À Venise, le 1er septembre 1574. {b}
La gloire est dans le labeur.
- Pibrac entendait clairement ménager les Polonais, mais c’était beaucoup leur demander après la peu glorieuse désertion du roi français qu’ils s’étaient choisi.
- Soit trois semaines après la dédicace du Discours à Catherine de Médicis ; nulle part dans ces deux éditions, Dorron ne dit avoir adressé au roi une harangue « au nom des Français qui se trouvèrent là ».
- Fils de Claude, Charles Dorron, mort en 1666, est notamment auteur d’un livre dont le titre décrit ses qualités :
Pia Exercitia ex Sacra Scriptura, Patribus et Liturgiis deprompta.

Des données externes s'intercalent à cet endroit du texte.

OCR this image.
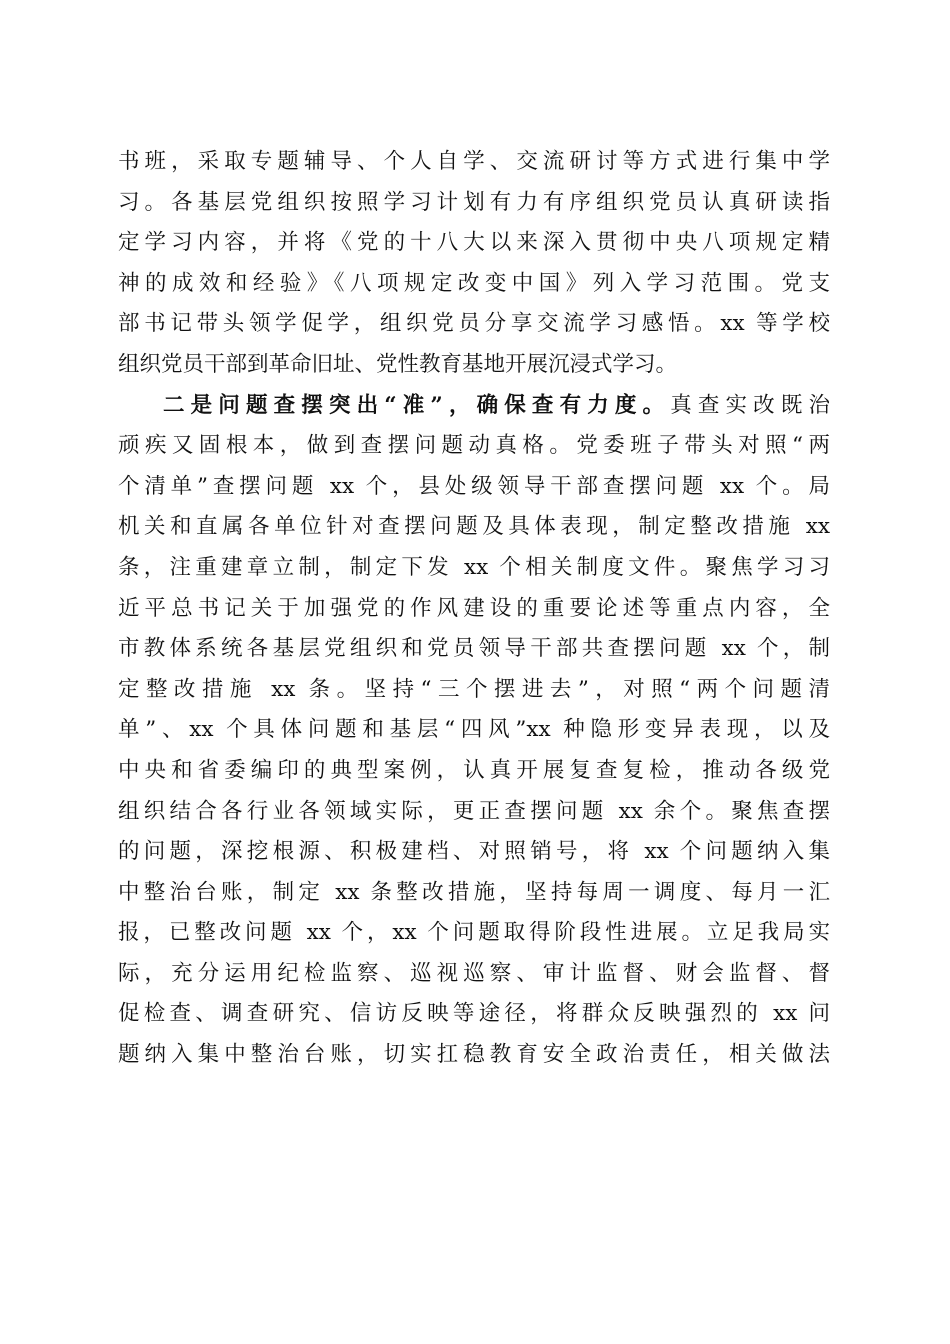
书班，采取专题辅导、个人自学、交流研讨等方式进行集中学
习。各基层党组织按照学习计划有力有序组织党员认真研读指
定学习内容，并将《党的十八大以来深入贯彻中央八项规定精
神的成效和经验》《八项规定改变中国》列入学习范围。党支
部书记带头领学促学，组织党员分享交流学习感悟。xx 等学校
组织党员干部到革命旧址、党性教育基地开展沉浸式学习。
二是问题查摆突出“准”，确保查有力度。真查实改既治
顽疾又固根本，做到查摆问题动真格。党委班子带头对照“两
个清单”查摆问题 xx 个，县处级领导干部查摆问题 xx 个。局
机关和直属各单位针对查摆问题及具体表现，制定整改措施 xx
条，注重建章立制，制定下发 xx 个相关制度文件。聚焦学习习
近平总书记关于加强党的作风建设的重要论述等重点内容，全
市教体系统各基层党组织和党员领导干部共查摆问题 xx 个，制
定整改措施 xx 条。坚持“三个摆进去”，对照“两个问题清
单”、xx 个具体问题和基层“四风”xx 种隐形变异表现，以及
中央和省委编印的典型案例，认真开展复查复检，推动各级党
组织结合各行业各领域实际，更正查摆问题 xx 余个。聚焦查摆
的问题，深挖根源、积极建档、对照销号，将 xx 个问题纳入集
中整治台账，制定 xx 条整改措施，坚持每周一调度、每月一汇
报，已整改问题 xx 个，xx 个问题取得阶段性进展。立足我局实
际，充分运用纪检监察、巡视巡察、审计监督、财会监督、督
促检查、调查研究、信访反映等途径，将群众反映强烈的 xx 问
题纳入集中整治台账，切实扛稳教育安全政治责任，相关做法
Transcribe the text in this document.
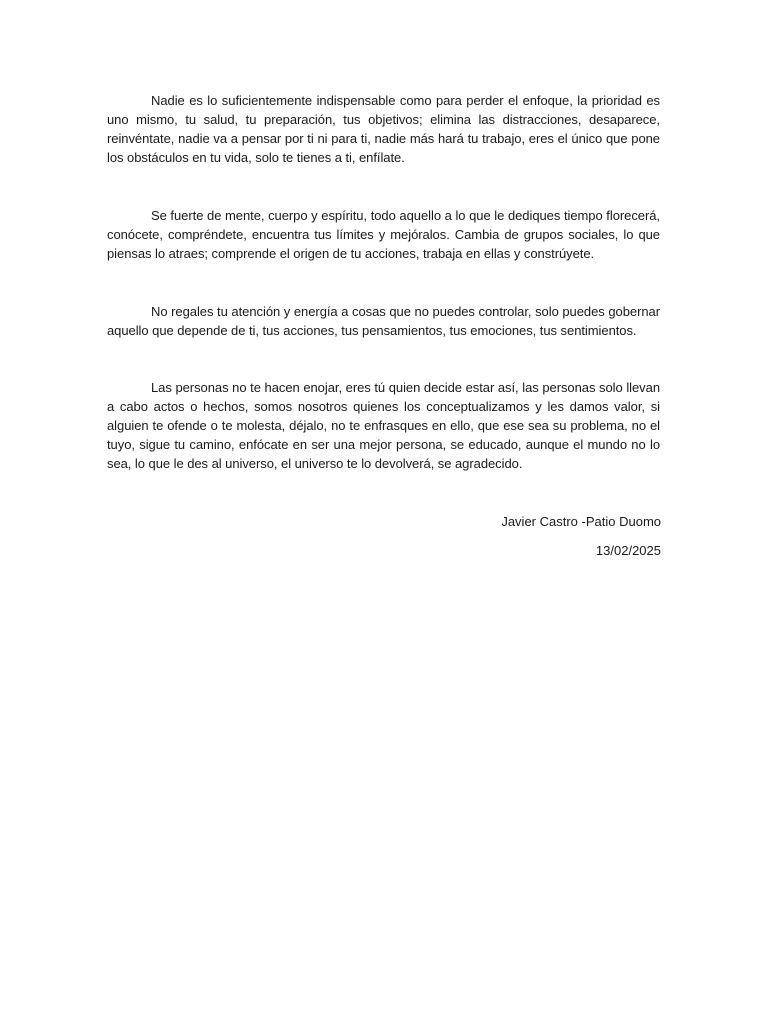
Nadie es lo suficientemente indispensable como para perder el enfoque, la prioridad es uno mismo, tu salud, tu preparación, tus objetivos; elimina las distracciones, desaparece, reinvéntate, nadie va a pensar por ti ni para ti, nadie más hará tu trabajo, eres el único que pone los obstáculos en tu vida, solo te tienes a ti, enfílate.

Se fuerte de mente, cuerpo y espíritu, todo aquello a lo que le dediques tiempo florecerá, conócete, compréndete, encuentra tus límites y mejóralos. Cambia de grupos sociales, lo que piensas lo atraes; comprende el origen de tu acciones, trabaja en ellas y constrúyete.

No regales tu atención y energía a cosas que no puedes controlar, solo puedes gobernar aquello que depende de ti, tus acciones, tus pensamientos, tus emociones, tus sentimientos.

Las personas no te hacen enojar, eres tú quien decide estar así, las personas solo llevan a cabo actos o hechos, somos nosotros quienes los conceptualizamos y les damos valor, si alguien te ofende o te molesta, déjalo, no te enfrasques en ello, que ese sea su problema, no el tuyo, sigue tu camino, enfócate en ser una mejor persona, se educado, aunque el mundo no lo sea, lo que le des al universo, el universo te lo devolverá, se agradecido.

Javier Castro -Patio Duomo

13/02/2025
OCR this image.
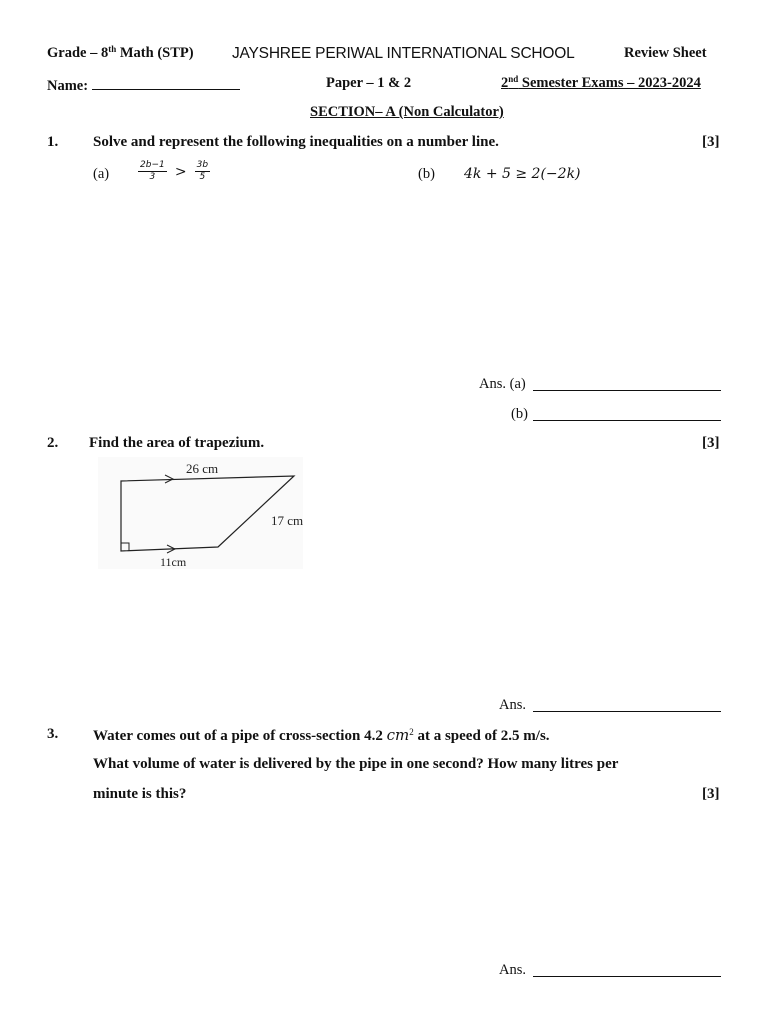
Grade – 8th Math (STP) JAYSHREE PERIWAL INTERNATIONAL SCHOOL	Review Sheet
Name:	Paper – 1 & 2	2nd Semester Exams – 2023-2024
SECTION– A (Non Calculator)
1. Solve and represent the following inequalities on a number line.	[3]
(a)	$\frac{2b-1}{3} > \frac{3b}{5}$	(b) 4k + 5 ≥ 2(−2k)
Ans. (a)
(b)
2. Find the area of trapezium.	[3]
26 cm
17 cm
11cm
Ans.
3. Water comes out of a pipe of cross-section 4.2 $cm^2$ at a speed of 2.5 m/s.
What volume of water is delivered by the pipe in one second? How many litres per
minute is this?	[3]
Ans.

Seu Considerationes quædam quæ mentem occupare possint, circa præcipua Religionis Christianæ documenta et mysteria. In duos libros distributa. Per R.P. Carolum Dorron, Congregationis Oratorii Iesu Christi Domini nostri Presbyterum.
[Pieux Exercices tirés de la Sainte Écriture, des Pères et des liturgies, ou quelques Considérations capables de concentrer l’esprit sur les principaux enseignements et mystères de la religion chrétienne. Distribués en deux livres, par le R.P. Charles Dorron, prêtre de la Congrégation de l’Oratoire {a} de Jésus-Christ notre Seigneur]. {b}
- V. note [1], lettre 29.
- Paris, Michael Soly, 1650, in‑12 de 395 pages.
La dédicace à Omer ii Talon (v. note [55], lettre 101) exprime la reconnassance de Dorron envers l’avocat général au Parlement de Paris, mais n’y parle pas de son père et n’y dévoile rien sur sa propre biographie.